Искусство счастья. Тайна счастья в шедеврах великих художников - Кристоф Андре
«У молитвы объятого унынием человека нет сил подняться до Бога».
Эмиль СиоранЕсли этот феномен – странный всплеск счастья из глубины несчастья – универсален, то уроки, которые извлекают те, кто это прочувствовал, могут значительно разниться. Великий пессимист и мрачный человек Кертес чуть позже, в том же интервью, быстро поправляет себя: «Но это самое счастье было хуже всех несчастий…» В конечном счете это звучит неубедительно. Конечно, это убогие проявления счастья. Но все-таки это счастье. Оно обладает силой живого, противостоящей тому, что живым не является. Силой травинки, пробивающейся сквозь асфальт. Именно она всегда побеждает: вырастут новые травинки, когда больше не останется ни одного человека, для того чтобы делать асфальт и строить автодороги.
Когда Ван Гог, погруженный в ночь несчастья, смотрит на небо, он находит там причины для радости и для того, чтобы быть счастливым. Причины для надежды, для жизни. Разве мог бы он писать с таким неистовством без этих травинок счастья?
Брызги счастья, возникшие из несчастья, похожи на эхо. Это признак того, что счастье существует, причина жить дальше для тех, кто страдает и претерпевает несчастье.
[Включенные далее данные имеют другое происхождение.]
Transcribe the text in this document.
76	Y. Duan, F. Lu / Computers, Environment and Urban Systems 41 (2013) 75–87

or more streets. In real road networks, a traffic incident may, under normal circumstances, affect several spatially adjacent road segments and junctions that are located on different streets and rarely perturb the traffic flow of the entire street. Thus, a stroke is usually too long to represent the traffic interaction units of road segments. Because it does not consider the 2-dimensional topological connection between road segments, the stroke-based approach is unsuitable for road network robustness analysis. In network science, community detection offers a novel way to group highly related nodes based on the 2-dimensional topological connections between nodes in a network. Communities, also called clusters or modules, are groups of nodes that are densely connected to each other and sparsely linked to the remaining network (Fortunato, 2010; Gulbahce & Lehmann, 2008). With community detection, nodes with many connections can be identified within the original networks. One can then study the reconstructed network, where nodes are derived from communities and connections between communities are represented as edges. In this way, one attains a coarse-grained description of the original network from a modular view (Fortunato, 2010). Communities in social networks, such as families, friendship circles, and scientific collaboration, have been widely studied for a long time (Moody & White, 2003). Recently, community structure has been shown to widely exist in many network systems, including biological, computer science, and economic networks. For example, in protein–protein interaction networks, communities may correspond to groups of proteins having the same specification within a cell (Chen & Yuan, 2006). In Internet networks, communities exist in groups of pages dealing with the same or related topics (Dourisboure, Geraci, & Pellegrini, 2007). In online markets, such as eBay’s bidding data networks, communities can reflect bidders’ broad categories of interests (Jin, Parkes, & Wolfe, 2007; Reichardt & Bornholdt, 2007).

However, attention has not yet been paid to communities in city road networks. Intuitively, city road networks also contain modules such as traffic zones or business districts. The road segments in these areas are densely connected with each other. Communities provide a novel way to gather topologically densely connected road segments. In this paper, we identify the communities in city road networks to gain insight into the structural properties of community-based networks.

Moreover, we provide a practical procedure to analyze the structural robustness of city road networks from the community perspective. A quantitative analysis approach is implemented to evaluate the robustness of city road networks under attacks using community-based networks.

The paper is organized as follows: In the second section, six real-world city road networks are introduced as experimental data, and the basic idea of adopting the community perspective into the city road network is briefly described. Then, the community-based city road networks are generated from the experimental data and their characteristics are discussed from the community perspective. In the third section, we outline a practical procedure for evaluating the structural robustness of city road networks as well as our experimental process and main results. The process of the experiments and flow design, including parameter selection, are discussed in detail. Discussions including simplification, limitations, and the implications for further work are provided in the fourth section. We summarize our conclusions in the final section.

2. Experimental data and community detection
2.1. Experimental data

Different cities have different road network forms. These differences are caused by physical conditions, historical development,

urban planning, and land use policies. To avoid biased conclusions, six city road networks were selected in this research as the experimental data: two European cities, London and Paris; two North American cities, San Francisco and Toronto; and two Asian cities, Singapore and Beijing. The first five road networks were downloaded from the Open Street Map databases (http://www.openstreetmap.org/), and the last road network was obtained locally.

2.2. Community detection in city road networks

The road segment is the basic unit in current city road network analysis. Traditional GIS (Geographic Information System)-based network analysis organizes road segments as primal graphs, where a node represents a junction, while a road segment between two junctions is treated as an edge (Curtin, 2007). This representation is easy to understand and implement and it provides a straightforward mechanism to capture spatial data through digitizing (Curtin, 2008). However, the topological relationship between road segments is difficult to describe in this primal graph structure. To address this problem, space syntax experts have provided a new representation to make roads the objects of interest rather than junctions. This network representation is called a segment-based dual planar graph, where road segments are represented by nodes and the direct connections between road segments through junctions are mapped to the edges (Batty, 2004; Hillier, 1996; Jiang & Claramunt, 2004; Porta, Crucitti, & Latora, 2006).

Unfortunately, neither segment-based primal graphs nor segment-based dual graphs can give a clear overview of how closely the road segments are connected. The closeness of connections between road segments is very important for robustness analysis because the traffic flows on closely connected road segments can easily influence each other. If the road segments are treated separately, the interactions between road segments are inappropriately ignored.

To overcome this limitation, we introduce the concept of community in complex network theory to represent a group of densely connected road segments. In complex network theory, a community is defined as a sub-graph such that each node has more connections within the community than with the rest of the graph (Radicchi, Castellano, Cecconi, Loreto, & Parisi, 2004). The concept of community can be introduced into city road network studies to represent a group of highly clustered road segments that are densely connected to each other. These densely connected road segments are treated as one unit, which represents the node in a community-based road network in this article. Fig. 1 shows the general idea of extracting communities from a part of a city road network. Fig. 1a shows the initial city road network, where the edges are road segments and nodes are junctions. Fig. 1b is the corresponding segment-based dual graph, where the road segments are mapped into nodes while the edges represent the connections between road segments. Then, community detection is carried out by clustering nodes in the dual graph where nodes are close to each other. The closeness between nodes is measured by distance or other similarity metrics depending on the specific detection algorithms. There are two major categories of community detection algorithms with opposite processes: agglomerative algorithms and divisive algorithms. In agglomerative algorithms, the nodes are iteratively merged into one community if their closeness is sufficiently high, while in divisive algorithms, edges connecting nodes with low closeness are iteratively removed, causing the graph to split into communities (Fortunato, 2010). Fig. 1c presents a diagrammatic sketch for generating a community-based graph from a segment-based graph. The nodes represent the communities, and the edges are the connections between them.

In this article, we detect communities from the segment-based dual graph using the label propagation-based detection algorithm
Из-за своей лени мы привыкли ассоциировать страдание с творчеством. Художник якобы может жить только вдали от счастья. Винсент Ван Гог, против своей воли, стал одним из тех, кто более других способствовал утверждению этой легенды. Его брат Тео писал: «Бедный вояка и бедный, бедный страдалец. Никто не может облегчить его мучения, но сам он ощущает их глубоко и болезненно». Создал бы Ван Гог свои шедевры без этой душевной боли? Знать этого не может никто. Как врач я убежден, что, не будь этого душевного страдания, он писал бы иначе, но по-прежнему гениально. Зачем думать, что его гений подпитывался только несчастьем? Разве не может быть наоборот: его вдохновляли мечты о счастье. Почему мы почти не способны увидеть, что в его творчестве свет намного ярче сумерек и встречается чаще? Именно жажда жизни и счастья, а не только страдания побуждали Ван Гога писать. Всю свою жизнь он повторял, что они были ему помехой. Даже на смертном одре, когда в ответ на ободрения брата Тео и доктора Гаше он, находясь в полубессознательном состоянии, отвечает: «Бесполезно, печаль не отпустит меня всю жизнь…» – он отнюдь не признает значимости своей боли, а лишь невозможность продолжить битву.
Не будем ограничиваться своими страданиями и выискивать в них какую-либо истину, какой-либо урок. Лучше повернемся к своему свету, чем к своим сумеркам.
«От голоса стенания моего кости мои прилипнули к плоти моей. Я уподобился пеликану в пустыне; я стал как филин на развалинах».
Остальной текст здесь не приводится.